Mapping geothermal systems & exploring the potential of geothermal energy in
The Geothermal Energy Resources team continued to search for and map known and blind geothermal systems around the state using EPSCoR-funded magnetotelluric (MT) surveys and traits and characteristics of the change (flux) in the release of CO2 from under the ground. The team has discovered extensions of the Valles Caldera (a supervolcano akin to Yellowstone) geothermal system in both northeastern and southwestern directions using geochemical tracers and characterization of CO2 flux. The team also continues its work with the Osmotic Power team and their partnership with Masson Greenhouse to provide geothermal power and water.
MT survey work has led to the discovery of a new hydrogeothermal application for MT research around the world: MT survey results can detect permeability variations within deep hydrothermal systems. Under certain conditions, MT models can predict salinity, temperature, and resistivity patterns for different types of permeable rock.
Using powerful and integrative modeling tools to determine the best options for energy development in New Mexico
Energy is crucial to the economy in New Mexico, but energy development is often constrained by environmental impacts and water resources. In order to determine the best options for an energy-sustainable future in New Mexico, the Social & Natural Science Nexus team works on innovative ways of using a system dynamics (SD) modeling framework to increase understanding of the behavior of complex systems over time—like the interaction of water, the environment, energy, and people. In Year 4, the team has advanced work on socio-economic budgets incorporating energy models, developed data-gathering mechanisms for human perceptions, and continued advancement on the statewide water budget.
Despite saving energy and time by conventionally disposing of produced water, oil and gas drilling companies still face energy hurtles when freshwater sources are limited and companies must transport water to and from drilling sites.

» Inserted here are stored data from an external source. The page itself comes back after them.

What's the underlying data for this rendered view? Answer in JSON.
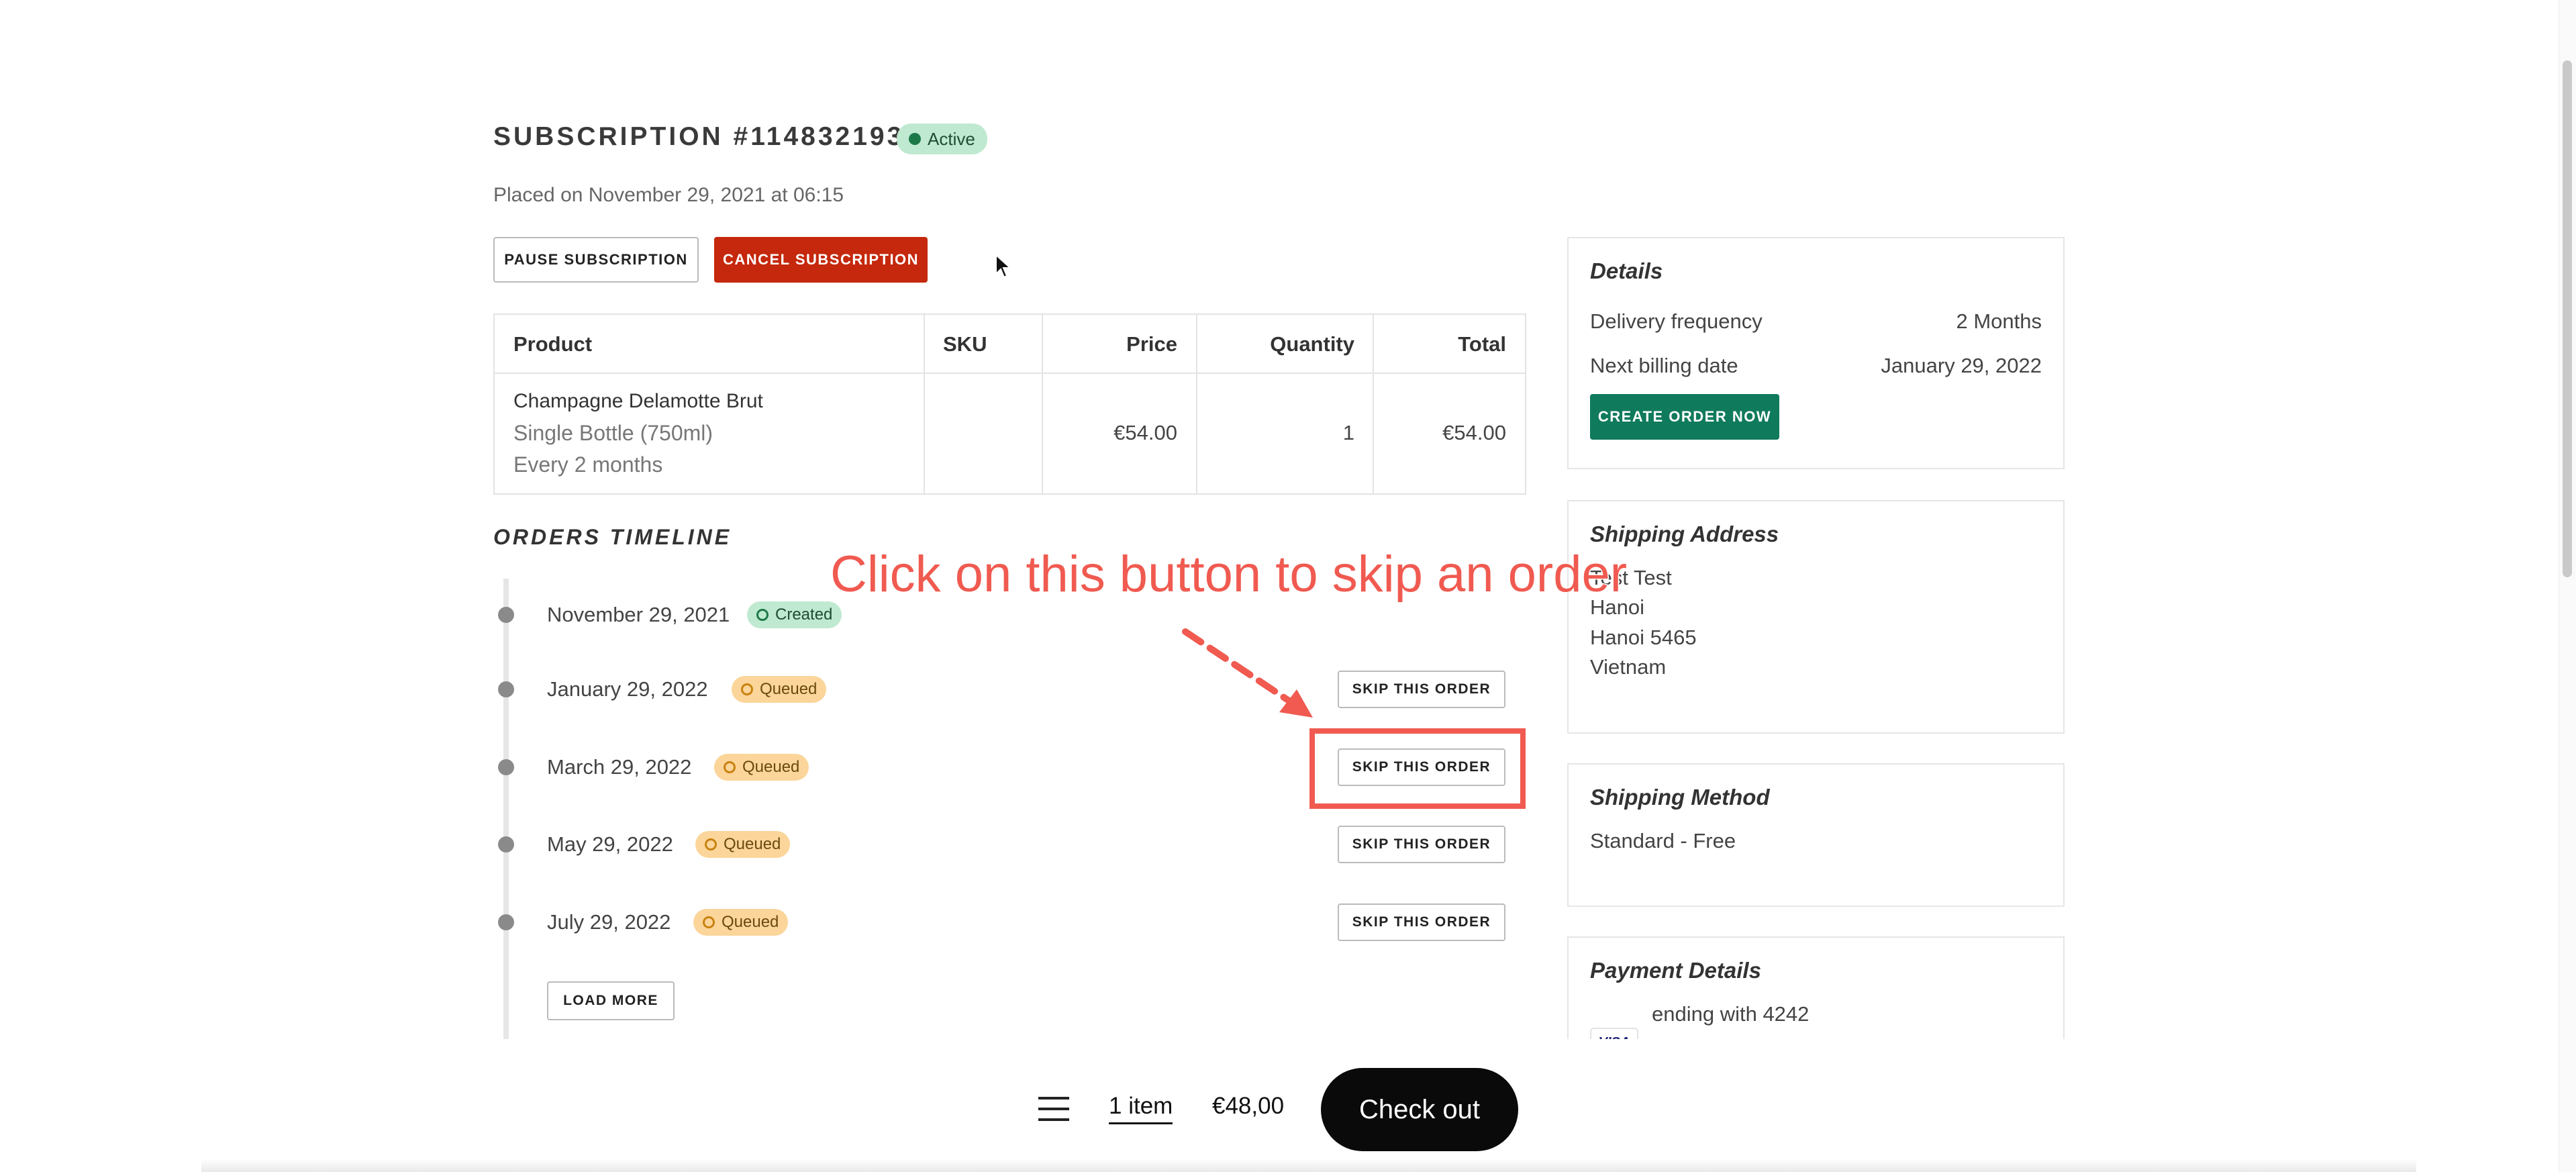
{
  "subscription": {
    "title": "SUBSCRIPTION #1148321931",
    "status": "Active",
    "placed": "Placed on November 29, 2021 at 06:15",
    "pause_label": "PAUSE SUBSCRIPTION",
    "cancel_label": "CANCEL SUBSCRIPTION"
  },
  "table": {
    "headers": [
      "Product",
      "SKU",
      "Price",
      "Quantity",
      "Total"
    ],
    "rows": [
      {
        "product_name": "Champagne Delamotte Brut",
        "variant": "Single Bottle (750ml)",
        "frequency": "Every 2 months",
        "sku": "",
        "price": "€54.00",
        "quantity": "1",
        "total": "€54.00"
      }
    ]
  },
  "timeline": {
    "title": "ORDERS TIMELINE",
    "entries": [
      {
        "date": "November 29, 2021",
        "status": "Created"
      },
      {
        "date": "January 29, 2022",
        "status": "Queued",
        "action": "SKIP THIS ORDER"
      },
      {
        "date": "March 29, 2022",
        "status": "Queued",
        "action": "SKIP THIS ORDER"
      },
      {
        "date": "May 29, 2022",
        "status": "Queued",
        "action": "SKIP THIS ORDER"
      },
      {
        "date": "July 29, 2022",
        "status": "Queued",
        "action": "SKIP THIS ORDER"
      }
    ],
    "load_more": "LOAD MORE"
  },
  "annotation": {
    "text": "Click on this button to skip an order",
    "color": "#f05a50"
  },
  "details": {
    "title": "Details",
    "rows": [
      {
        "label": "Delivery frequency",
        "value": "2 Months"
      },
      {
        "label": "Next billing date",
        "value": "January 29, 2022"
      }
    ],
    "create_label": "CREATE ORDER NOW"
  },
  "shipping_address": {
    "title": "Shipping Address",
    "lines": [
      "Test Test",
      "Hanoi",
      "Hanoi 5465",
      "Vietnam"
    ]
  },
  "shipping_method": {
    "title": "Shipping Method",
    "value": "Standard - Free"
  },
  "payment": {
    "title": "Payment Details",
    "card_brand": "VISA",
    "card_text": "ending with 4242"
  },
  "cart": {
    "items": "1 item",
    "price": "€48,00",
    "checkout_label": "Check out"
  },
  "colors": {
    "cancel": "#c5280c",
    "create": "#0f7a5c",
    "active_badge": "#bfe9d0",
    "queued_badge": "#fbd59a"
  }
}
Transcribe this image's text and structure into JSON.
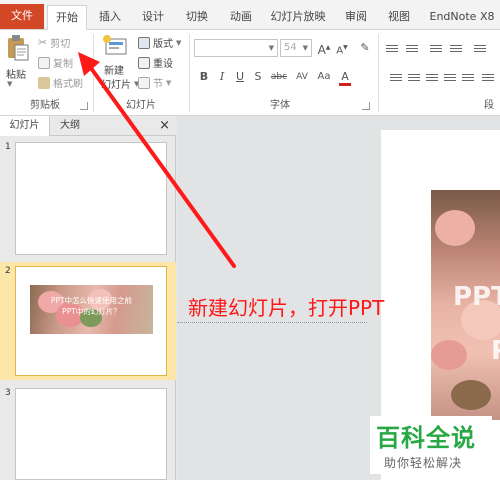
{
  "tabs": [
    {
      "label": "文件"
    },
    {
      "label": "开始"
    },
    {
      "label": "插入"
    },
    {
      "label": "设计"
    },
    {
      "label": "切换"
    },
    {
      "label": "动画"
    },
    {
      "label": "幻灯片放映"
    },
    {
      "label": "审阅"
    },
    {
      "label": "视图"
    },
    {
      "label": "EndNote X8"
    }
  ],
  "clipboard": {
    "paste": "粘贴",
    "cut": "剪切",
    "copy": "复制",
    "format_painter": "格式刷",
    "group_label": "剪贴板"
  },
  "slides_group": {
    "new_slide_line1": "新建",
    "new_slide_line2": "幻灯片",
    "layout": "版式",
    "reset": "重设",
    "section": "节",
    "group_label": "幻灯片"
  },
  "font_group": {
    "font_size": "54",
    "bold": "B",
    "italic": "I",
    "underline": "U",
    "strike": "S",
    "shadow": "abc",
    "spacing": "AV",
    "case": "Aa",
    "color": "A",
    "grow": "A",
    "shrink": "A",
    "group_label": "字体"
  },
  "paragraph_group": {
    "group_label": "段"
  },
  "pane": {
    "tab_slides": "幻灯片",
    "tab_outline": "大纲",
    "close": "×",
    "slides": [
      {
        "number": "1"
      },
      {
        "number": "2",
        "title_line1": "PPT中怎么快速使用之前",
        "title_line2": "PPT中的幻灯片？"
      },
      {
        "number": "3"
      }
    ]
  },
  "main_slide": {
    "big_text_1": "PPT",
    "big_text_2": "P"
  },
  "annotation": {
    "caption": "新建幻灯片，打开PPT"
  },
  "watermark": {
    "brand": "百科全说",
    "slogan": "助你轻松解决"
  },
  "colors": {
    "file_tab": "#d24726",
    "selected_slide": "#fce7a8",
    "annotation_red": "#ff1616",
    "watermark_green": "#28a745"
  }
}
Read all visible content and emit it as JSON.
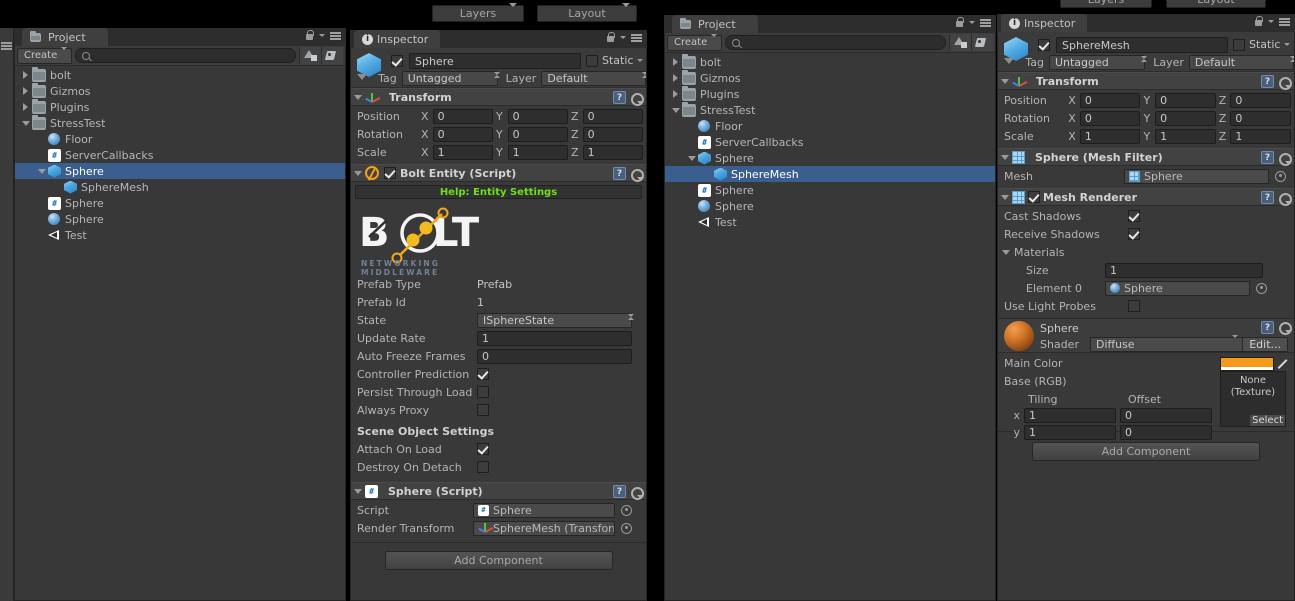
{
  "toolbar": {
    "layers_label": "Layers",
    "layout_label": "Layout"
  },
  "left": {
    "project": {
      "tab_label": "Project",
      "create_label": "Create",
      "search_placeholder": "",
      "icons": {
        "search": "search-icon",
        "lock": "lock-icon",
        "menu": "hamburger-menu-icon",
        "filter_type": "filter-by-type-icon",
        "filter_label": "filter-by-label-icon"
      },
      "tree": [
        {
          "label": "bolt",
          "icon": "folder-icon",
          "depth": 0,
          "twisty": "right",
          "selected": false
        },
        {
          "label": "Gizmos",
          "icon": "folder-icon",
          "depth": 0,
          "twisty": "right",
          "selected": false
        },
        {
          "label": "Plugins",
          "icon": "folder-icon",
          "depth": 0,
          "twisty": "right",
          "selected": false
        },
        {
          "label": "StressTest",
          "icon": "folder-icon",
          "depth": 0,
          "twisty": "down",
          "selected": false
        },
        {
          "label": "Floor",
          "icon": "sphere-icon",
          "depth": 1,
          "twisty": "none",
          "selected": false
        },
        {
          "label": "ServerCallbacks",
          "icon": "csharp-icon",
          "depth": 1,
          "twisty": "none",
          "selected": false
        },
        {
          "label": "Sphere",
          "icon": "prefab-icon",
          "depth": 1,
          "twisty": "down",
          "selected": true
        },
        {
          "label": "SphereMesh",
          "icon": "prefab-icon",
          "depth": 2,
          "twisty": "none",
          "selected": false
        },
        {
          "label": "Sphere",
          "icon": "csharp-icon",
          "depth": 1,
          "twisty": "none",
          "selected": false
        },
        {
          "label": "Sphere",
          "icon": "sphere-icon",
          "depth": 1,
          "twisty": "none",
          "selected": false
        },
        {
          "label": "Test",
          "icon": "scene-icon",
          "depth": 1,
          "twisty": "none",
          "selected": false
        }
      ]
    },
    "inspector": {
      "tab_label": "Inspector",
      "object_name": "Sphere",
      "enabled": true,
      "static_label": "Static",
      "static_checked": false,
      "tag_label": "Tag",
      "tag_value": "Untagged",
      "layer_label": "Layer",
      "layer_value": "Default",
      "transform": {
        "title": "Transform",
        "rows": [
          {
            "label": "Position",
            "x": "0",
            "y": "0",
            "z": "0"
          },
          {
            "label": "Rotation",
            "x": "0",
            "y": "0",
            "z": "0"
          },
          {
            "label": "Scale",
            "x": "1",
            "y": "1",
            "z": "1"
          }
        ],
        "axis_labels": [
          "X",
          "Y",
          "Z"
        ]
      },
      "bolt_entity": {
        "title": "Bolt Entity (Script)",
        "enabled": true,
        "help_label": "Help: Entity Settings",
        "help_color": "#6fdf17",
        "logo_text": "BOLT",
        "logo_tagline": "NETWORKING MIDDLEWARE",
        "fields": [
          {
            "label": "Prefab Type",
            "value": "Prefab",
            "kind": "text"
          },
          {
            "label": "Prefab Id",
            "value": "1",
            "kind": "text"
          },
          {
            "label": "State",
            "value": "ISphereState",
            "kind": "popup"
          },
          {
            "label": "Update Rate",
            "value": "1",
            "kind": "input"
          },
          {
            "label": "Auto Freeze Frames",
            "value": "0",
            "kind": "input"
          },
          {
            "label": "Controller Prediction",
            "value": true,
            "kind": "check"
          },
          {
            "label": "Persist Through Load",
            "value": false,
            "kind": "check"
          },
          {
            "label": "Always Proxy",
            "value": false,
            "kind": "check"
          }
        ],
        "scene_settings_title": "Scene Object Settings",
        "scene_fields": [
          {
            "label": "Attach On Load",
            "value": true,
            "kind": "check"
          },
          {
            "label": "Destroy On Detach",
            "value": false,
            "kind": "check"
          }
        ]
      },
      "sphere_script": {
        "title": "Sphere (Script)",
        "rows": [
          {
            "label": "Script",
            "value": "Sphere",
            "icon": "csharp-icon"
          },
          {
            "label": "Render Transform",
            "value": "SphereMesh (Transform",
            "icon": "transform-icon"
          }
        ]
      },
      "add_component_label": "Add Component"
    }
  },
  "right": {
    "project": {
      "tab_label": "Project",
      "create_label": "Create",
      "search_placeholder": "",
      "tree": [
        {
          "label": "bolt",
          "icon": "folder-icon",
          "depth": 0,
          "twisty": "right",
          "selected": false
        },
        {
          "label": "Gizmos",
          "icon": "folder-icon",
          "depth": 0,
          "twisty": "right",
          "selected": false
        },
        {
          "label": "Plugins",
          "icon": "folder-icon",
          "depth": 0,
          "twisty": "right",
          "selected": false
        },
        {
          "label": "StressTest",
          "icon": "folder-icon",
          "depth": 0,
          "twisty": "down",
          "selected": false
        },
        {
          "label": "Floor",
          "icon": "sphere-icon",
          "depth": 1,
          "twisty": "none",
          "selected": false
        },
        {
          "label": "ServerCallbacks",
          "icon": "csharp-icon",
          "depth": 1,
          "twisty": "none",
          "selected": false
        },
        {
          "label": "Sphere",
          "icon": "prefab-icon",
          "depth": 1,
          "twisty": "down",
          "selected": false
        },
        {
          "label": "SphereMesh",
          "icon": "prefab-icon",
          "depth": 2,
          "twisty": "none",
          "selected": true
        },
        {
          "label": "Sphere",
          "icon": "csharp-icon",
          "depth": 1,
          "twisty": "none",
          "selected": false
        },
        {
          "label": "Sphere",
          "icon": "sphere-icon",
          "depth": 1,
          "twisty": "none",
          "selected": false
        },
        {
          "label": "Test",
          "icon": "scene-icon",
          "depth": 1,
          "twisty": "none",
          "selected": false
        }
      ]
    },
    "inspector": {
      "tab_label": "Inspector",
      "object_name": "SphereMesh",
      "enabled": true,
      "static_label": "Static",
      "static_checked": false,
      "tag_label": "Tag",
      "tag_value": "Untagged",
      "layer_label": "Layer",
      "layer_value": "Default",
      "transform": {
        "title": "Transform",
        "rows": [
          {
            "label": "Position",
            "x": "0",
            "y": "0",
            "z": "0"
          },
          {
            "label": "Rotation",
            "x": "0",
            "y": "0",
            "z": "0"
          },
          {
            "label": "Scale",
            "x": "1",
            "y": "1",
            "z": "1"
          }
        ],
        "axis_labels": [
          "X",
          "Y",
          "Z"
        ]
      },
      "mesh_filter": {
        "title": "Sphere (Mesh Filter)",
        "mesh_label": "Mesh",
        "mesh_value": "Sphere"
      },
      "mesh_renderer": {
        "title": "Mesh Renderer",
        "enabled": true,
        "cast_shadows_label": "Cast Shadows",
        "cast_shadows": true,
        "receive_shadows_label": "Receive Shadows",
        "receive_shadows": true,
        "materials_label": "Materials",
        "size_label": "Size",
        "size_value": "1",
        "element_label": "Element 0",
        "element_value": "Sphere",
        "light_probes_label": "Use Light Probes",
        "light_probes": false
      },
      "material": {
        "title": "Sphere",
        "shader_label": "Shader",
        "shader_value": "Diffuse",
        "edit_label": "Edit...",
        "main_color_label": "Main Color",
        "main_color_value": "#f49b1c",
        "base_label": "Base (RGB)",
        "tiling_label": "Tiling",
        "offset_label": "Offset",
        "rows": [
          {
            "axis": "x",
            "tiling": "1",
            "offset": "0"
          },
          {
            "axis": "y",
            "tiling": "1",
            "offset": "0"
          }
        ],
        "texture_none_line1": "None",
        "texture_none_line2": "(Texture)",
        "select_label": "Select"
      },
      "add_component_label": "Add Component"
    }
  }
}
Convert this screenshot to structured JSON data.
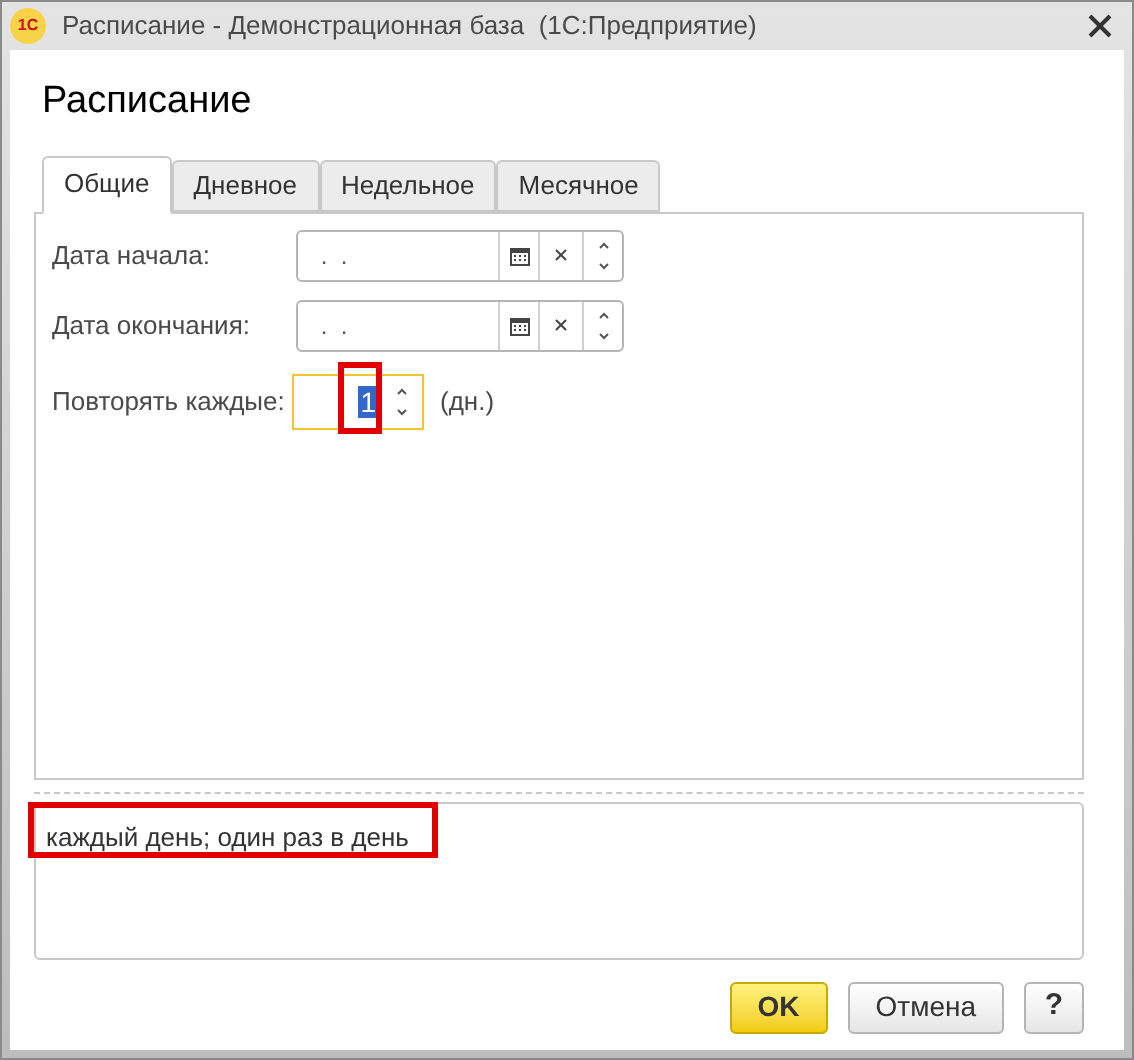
{
  "window": {
    "title": "Расписание - Демонстрационная база  (1С:Предприятие)",
    "logo": "1С"
  },
  "form_title": "Расписание",
  "tabs": [
    {
      "label": "Общие",
      "selected": true
    },
    {
      "label": "Дневное",
      "selected": false
    },
    {
      "label": "Недельное",
      "selected": false
    },
    {
      "label": "Месячное",
      "selected": false
    }
  ],
  "fields": [
    {
      "kind": "date",
      "label": "Дата начала:",
      "value": " .  ."
    },
    {
      "kind": "date",
      "label": "Дата окончания:",
      "value": " .  ."
    },
    {
      "kind": "number",
      "label": "Повторять каждые:",
      "value": "1",
      "unit": "(дн.)",
      "focused": true,
      "highlighted": true
    }
  ],
  "summary": {
    "text": "каждый день; один раз в день",
    "highlighted": true
  },
  "buttons": [
    {
      "label": "OK",
      "kind": "default"
    },
    {
      "label": "Отмена",
      "kind": "normal"
    },
    {
      "label": "?",
      "kind": "help"
    }
  ]
}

Therefore, early results with water modeling indicate that both treatment and reuse of produced water in oil and gas operations (hydraulic fracturing in particular) may become more prevalent.
Also in Year 4, the team analyzed attitudes and preference surveys to further understand how New Mexicans feel about energy. 51% of respondents believe natural gas is a long-term energy solution, and 71% agree that climate change is happening, and caused by humans. These results and more will be incorporated into the final, overarching SD model.
Through Energize New Mexico, NM EPSCoR is making it easier to discover, acquire, and use data
CIn Year 4, the Cyberinfrastructure (CI) team worked with all research teams to integrate research data and associated metadata into the publicly-accessible NM EPSCoR data portal. Over 600 new datasets were added in Year 4 alone, and the data now live in the portal represent all research areas. CI graduate students created 12 help videos that are linked on every data entry page so that researchers can easily find answers to questions about uploading their data. These graduate students also created a Metadata Field Guide to help researchers obtain critical metadata while out in the field. The Guides are equipped with waterproof pages and contain valuable information to help researchers and students identify the metadata they need to collect.
NM EPSCoR is now hosting and providing ongoing support for the New Mexico Bureau of Geology & Mineral Resources’ geothermal database, online mapping application, and data-access interface. Geothermal datasets provided by Energize New Mexico researchers are being integrated into the system as they are provided. The system provides access to published data for direct access and use for statistical analysis, modeling applications, web mapping systems, and desktop and web-based data visualization tools.